DIREITO PROCESSUAL CIVIL E DIREITO DO CONSUMIDOR. APELAÇÃO CÍVEL. NULIDADE DE CONTRATO BANCÁRIO. REPETIÇÃO DE INDÉBITO. DANOS MORAIS.

I. CASO EM EXAME
Apelação cível interposta contra sentença que julgou improcedente a Ação Declaratória de Nulidade de Relação Contratual com Pedido de Repetição do Indébito e Indenização por Danos Morais, movida por ANTONIA DE SOUSA MOURA contra o BANCO CETELEM S/A. A sentença de primeiro grau foi mantida, considerando a validade do contrato de empréstimo consignado.

II. QUESTÕES EM DISCUSSÃO

  1. A validade do contrato de empréstimo consignado firmado entre as partes.

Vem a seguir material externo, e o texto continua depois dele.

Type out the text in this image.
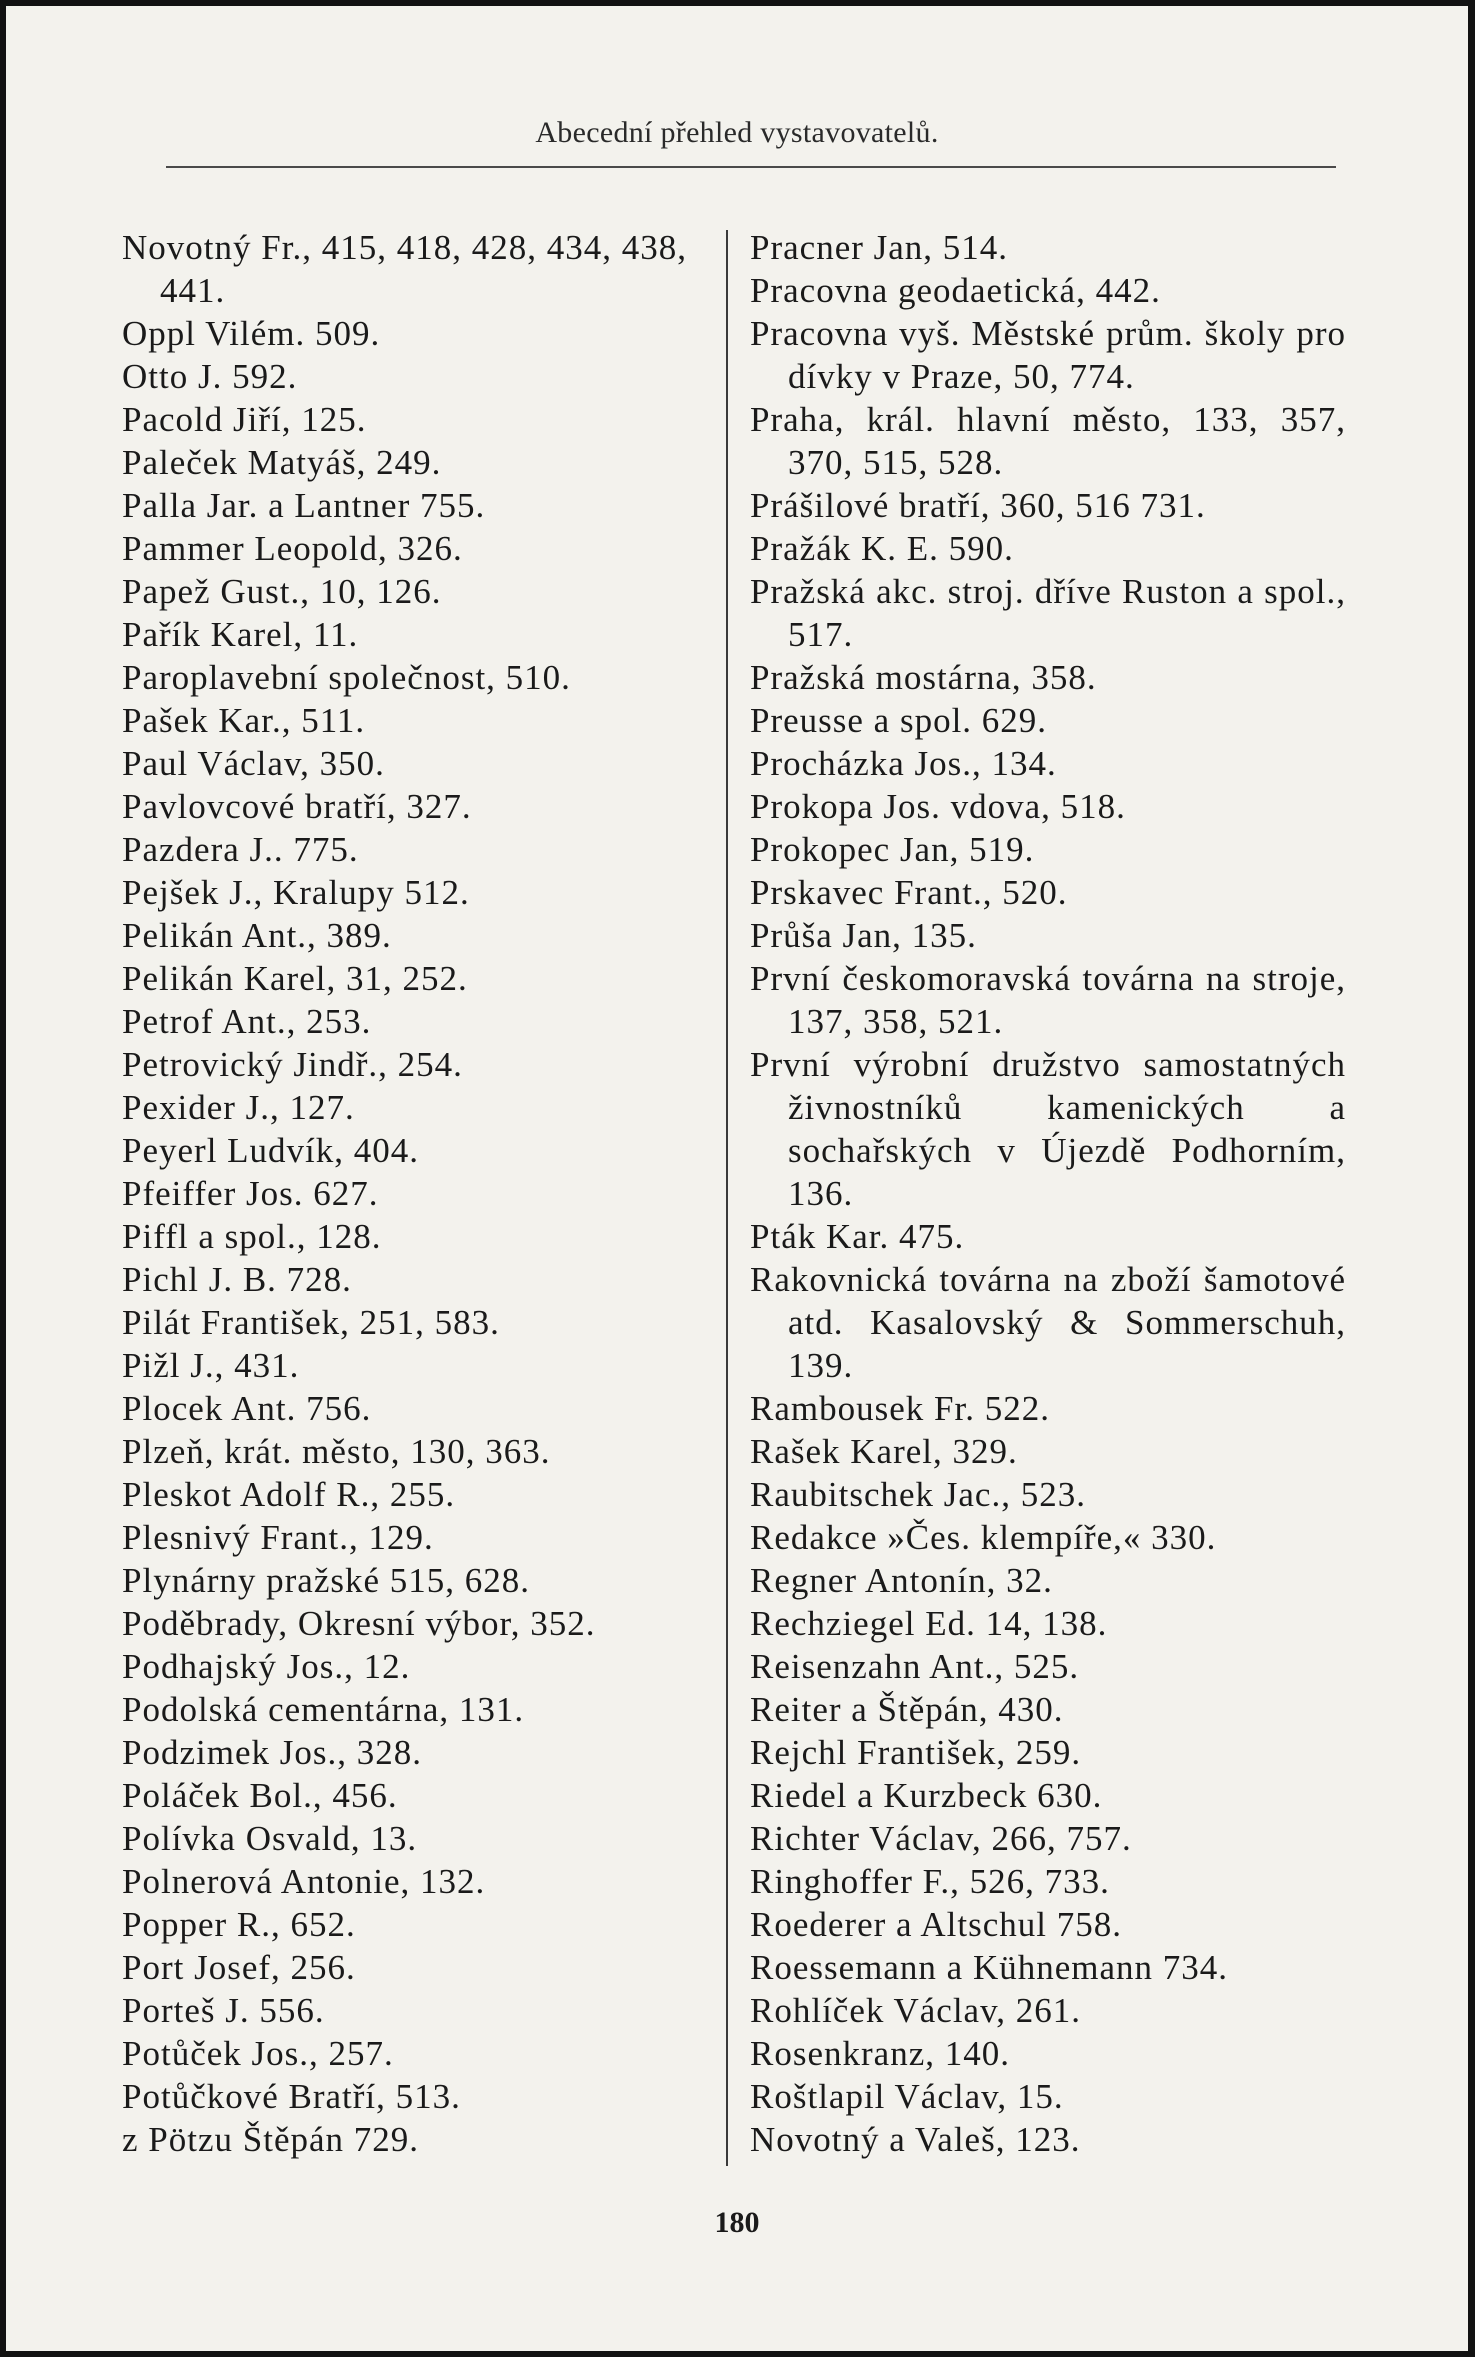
Abecední přehled vystavovatelů.
Novotný Fr., 415, 418, 428, 434, 438, 441.
Oppl Vilém. 509.
Otto J. 592.
Pacold Jiří, 125.
Paleček Matyáš, 249.
Palla Jar. a Lantner 755.
Pammer Leopold, 326.
Papež Gust., 10, 126.
Pařík Karel, 11.
Paroplavební společnost, 510.
Pašek Kar., 511.
Paul Václav, 350.
Pavlovcové bratří, 327.
Pazdera J.. 775.
Pejšek J., Kralupy 512.
Pelikán Ant., 389.
Pelikán Karel, 31, 252.
Petrof Ant., 253.
Petrovický Jindř., 254.
Pexider J., 127.
Peyerl Ludvík, 404.
Pfeiffer Jos. 627.
Piffl a spol., 128.
Pichl J. B. 728.
Pilát František, 251, 583.
Pižl J., 431.
Plocek Ant. 756.
Plzeň, krát. město, 130, 363.
Pleskot Adolf R., 255.
Plesnivý Frant., 129.
Plynárny pražské 515, 628.
Poděbrady, Okresní výbor, 352.
Podhajský Jos., 12.
Podolská cementárna, 131.
Podzimek Jos., 328.
Poláček Bol., 456.
Polívka Osvald, 13.
Polnerová Antonie, 132.
Popper R., 652.
Port Josef, 256.
Porteš J. 556.
Potůček Jos., 257.
Potůčkové Bratří, 513.
z Pötzu Štěpán 729.
Pracner Jan, 514.
Pracovna geodaetická, 442.
Pracovna vyš. Městské prům. školy pro dívky v Praze, 50, 774.
Praha, král. hlavní město, 133, 357, 370, 515, 528.
Prášilové bratří, 360, 516 731.
Pražák K. E. 590.
Pražská akc. stroj. dříve Ruston a spol., 517.
Pražská mostárna, 358.
Preusse a spol. 629.
Procházka Jos., 134.
Prokopa Jos. vdova, 518.
Prokopec Jan, 519.
Prskavec Frant., 520.
Průša Jan, 135.
První českomoravská továrna na stroje, 137, 358, 521.
První výrobní družstvo samostatných živnostníků kamenických a sochařských v Újezdě Podhorním, 136.
Pták Kar. 475.
Rakovnická továrna na zboží šamotové atd. Kasalovský & Sommerschuh, 139.
Rambousek Fr. 522.
Rašek Karel, 329.
Raubitschek Jac., 523.
Redakce »Čes. klempíře,« 330.
Regner Antonín, 32.
Rechziegel Ed. 14, 138.
Reisenzahn Ant., 525.
Reiter a Štěpán, 430.
Rejchl František, 259.
Riedel a Kurzbeck 630.
Richter Václav, 266, 757.
Ringhoffer F., 526, 733.
Roederer a Altschul 758.
Roessemann a Kühnemann 734.
Rohlíček Václav, 261.
Rosenkranz, 140.
Roštlapil Václav, 15.
Novotný a Valeš, 123.
180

  2. A inexistência de ato ilícito ou irregularidade na contratação.

  3. A aplicação da responsabilidade objetiva do banco e a devolução dos valores pagos indevidamente.

  4. A configuração de danos morais e sua reparação.

III. RAZÕES DE DECIDIR

  1. Regularidade da Contratação: O recurso interposto pela parte autora questiona a regularidade da contratação do empréstimo consignado. A instituição financeira apresentou prova suficiente de que o contrato foi celebrado corretamente, com a disponibilização dos valores acordados. A ausência de defeitos na contratação e a documentação apresentada refutam a alegação de nulidade do contrato.

  2. Inexistência de Ato Ilícito: Não foram apresentados indícios de qualquer irregularidade ou vício de consentimento, com a parte apelante não demonstrando erro ou fraude na realização do contrato. A responsabilidade da instituição financeira não foi configurada, uma vez que a contratualidade foi validamente comprovada.

  3. Repetição do Indébito: A instituição financeira não cometeu erro justificável, sendo devida a restituição do valor pago indevidamente, conforme disposto no art. 42, parágrafo único do Código de Defesa do Consumidor. Contudo, não foi demonstrada a ocorrência de danos morais que justificassem a compensação.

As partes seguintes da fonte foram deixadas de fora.